Username in ID token

[cornerman]

When using authn, I realized that the id token (e.g. in authn-js accessed via authn.sessionToken()) does not contain the username. Is it possible to get this info into the id token issued by authn-server, so the frontend has direct knowledge about it?

[AlexCuse]

There's email and preferred_username claims defined here https://www.iana.org/assignments/jwt/jwt.xhtml

Either could make sense depending how authn is configured.

[cornerman]

That sounds right - depending whether usernames are configured as emails. Do I understand correctly, that this is not yet possible with configuration? Can I help with adding support for this?

[AlexCuse]

I don't see any reason it would hurt, I think a PR would make sense. I'm not sure if we would want to make inclusion configurable or not - the relative anonymity is something I always liked about JWTs but not sure if its a must-have. @cainlevy any thoughts here?

[cainlevy]

My only concern is token length, and I don't know off the top of my head if that could be a concern for anyone.

Another way to get this information in a client might be a session endpoint that returns a few details about the current token's account.

[cornerman]

Thank you for your answers. I would definitely prefer username/email in the ID token, because of latency when calling a dedicated endpoint. That would be for the frontend and the backend.

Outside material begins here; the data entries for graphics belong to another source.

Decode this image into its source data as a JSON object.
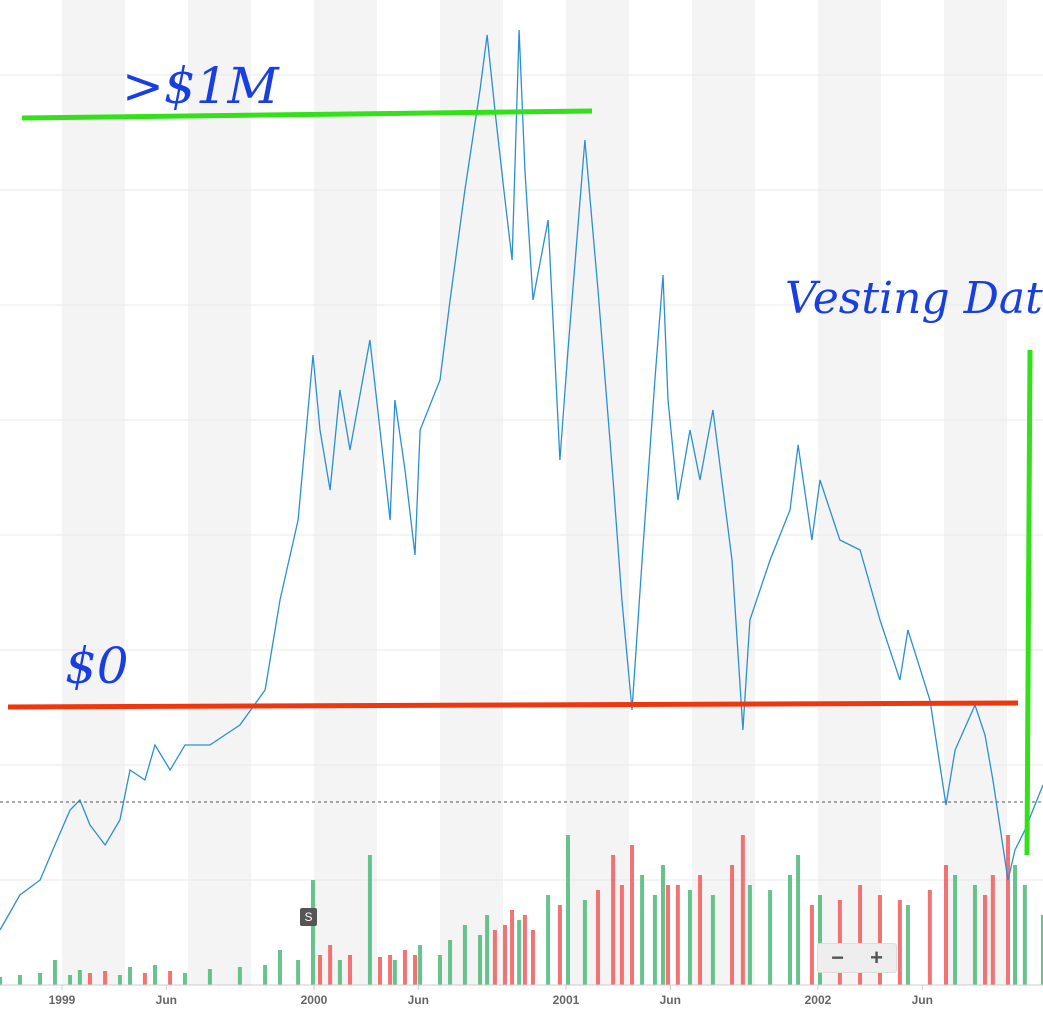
{
  "chart_data": {
    "type": "line",
    "x": [
      1998.754,
      1998.833,
      1998.913,
      1998.972,
      1999.032,
      1999.071,
      1999.111,
      1999.171,
      1999.23,
      1999.27,
      1999.329,
      1999.369,
      1999.429,
      1999.488,
      1999.587,
      1999.706,
      1999.806,
      1999.865,
      1999.937,
      1999.996,
      2000.024,
      2000.064,
      2000.103,
      2000.143,
      2000.222,
      2000.262,
      2000.302,
      2000.321,
      2000.361,
      2000.401,
      2000.421,
      2000.5,
      2000.54,
      2000.599,
      2000.659,
      2000.687,
      2000.718,
      2000.758,
      2000.786,
      2000.814,
      2000.837,
      2000.869,
      2000.929,
      2000.976,
      2001.008,
      2001.075,
      2001.127,
      2001.187,
      2001.222,
      2001.262,
      2001.302,
      2001.353,
      2001.385,
      2001.405,
      2001.444,
      2001.492,
      2001.532,
      2001.583,
      2001.659,
      2001.702,
      2001.73,
      2001.81,
      2001.889,
      2001.921,
      2001.976,
      2002.008,
      2002.087,
      2002.167,
      2002.246,
      2002.325,
      2002.357,
      2002.444,
      2002.508,
      2002.544,
      2002.623,
      2002.663,
      2002.694,
      2002.754,
      2002.782,
      2002.821,
      2002.893
    ],
    "values": [
      55,
      90,
      105,
      140,
      175,
      185,
      160,
      140,
      165,
      215,
      205,
      240,
      215,
      240,
      240,
      260,
      295,
      385,
      465,
      630,
      555,
      495,
      595,
      535,
      645,
      555,
      465,
      585,
      515,
      430,
      555,
      605,
      685,
      795,
      895,
      950,
      875,
      785,
      725,
      955,
      815,
      685,
      765,
      525,
      635,
      845,
      695,
      505,
      385,
      275,
      425,
      605,
      710,
      585,
      485,
      555,
      505,
      575,
      425,
      255,
      365,
      425,
      475,
      540,
      445,
      505,
      445,
      435,
      365,
      305,
      355,
      285,
      180,
      235,
      280,
      250,
      205,
      105,
      135,
      155,
      200
    ],
    "color": "#2b8fd6",
    "xlim": [
      1998.754,
      2002.893
    ],
    "ylim": [
      0,
      985
    ],
    "xticks": [
      {
        "value": 1999,
        "label": "1999"
      },
      {
        "value": 1999.414,
        "label": "Jun"
      },
      {
        "value": 2000,
        "label": "2000"
      },
      {
        "value": 2000.414,
        "label": "Jun"
      },
      {
        "value": 2001,
        "label": "2001"
      },
      {
        "value": 2001.414,
        "label": "Jun"
      },
      {
        "value": 2002,
        "label": "2002"
      },
      {
        "value": 2002.414,
        "label": "Jun"
      }
    ],
    "volume": {
      "values": [
        8,
        10,
        12,
        25,
        10,
        15,
        12,
        14,
        10,
        18,
        12,
        20,
        14,
        12,
        16,
        18,
        20,
        35,
        25,
        105,
        30,
        40,
        25,
        30,
        130,
        28,
        30,
        25,
        35,
        30,
        40,
        30,
        45,
        60,
        50,
        70,
        55,
        60,
        75,
        65,
        70,
        55,
        90,
        80,
        150,
        85,
        95,
        130,
        100,
        140,
        110,
        90,
        120,
        100,
        100,
        95,
        110,
        90,
        120,
        150,
        100,
        95,
        110,
        130,
        80,
        90,
        85,
        100,
        90,
        85,
        80,
        95,
        120,
        110,
        100,
        90,
        110,
        150,
        120,
        100,
        70
      ],
      "up_color": "#4cb87a",
      "down_color": "#ef5b5b",
      "ylim": [
        0,
        985
      ]
    }
  },
  "annotations": [
    ">$1M",
    "$0",
    "Vesting Date"
  ],
  "marker": "S",
  "zoom": [
    "−",
    "+"
  ]
}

Do we know what kind of length concerns there are for the token?

[cornerman]

About anonymity: a lot of setups use a separate id and access token. So, the access token without identifiable information can be sent to the server.

For the token length: making it configurable would probably make all sides happy then :)

[AlexCuse]

Yeah the dedicated endpoint makes sense to me - #253 is adding an endpoint to retrieve oauth account details and it sort of fits in with that, it could be changed to eg /account/info to include the username as well. You could call this once after login and store it in session / cookie if latency is a concern.

That said I can see how it would be convenient to include in token. Probably relatively safe as long as its configurable / opt-in. Would need to update at least the go client to include the new claim as well I think.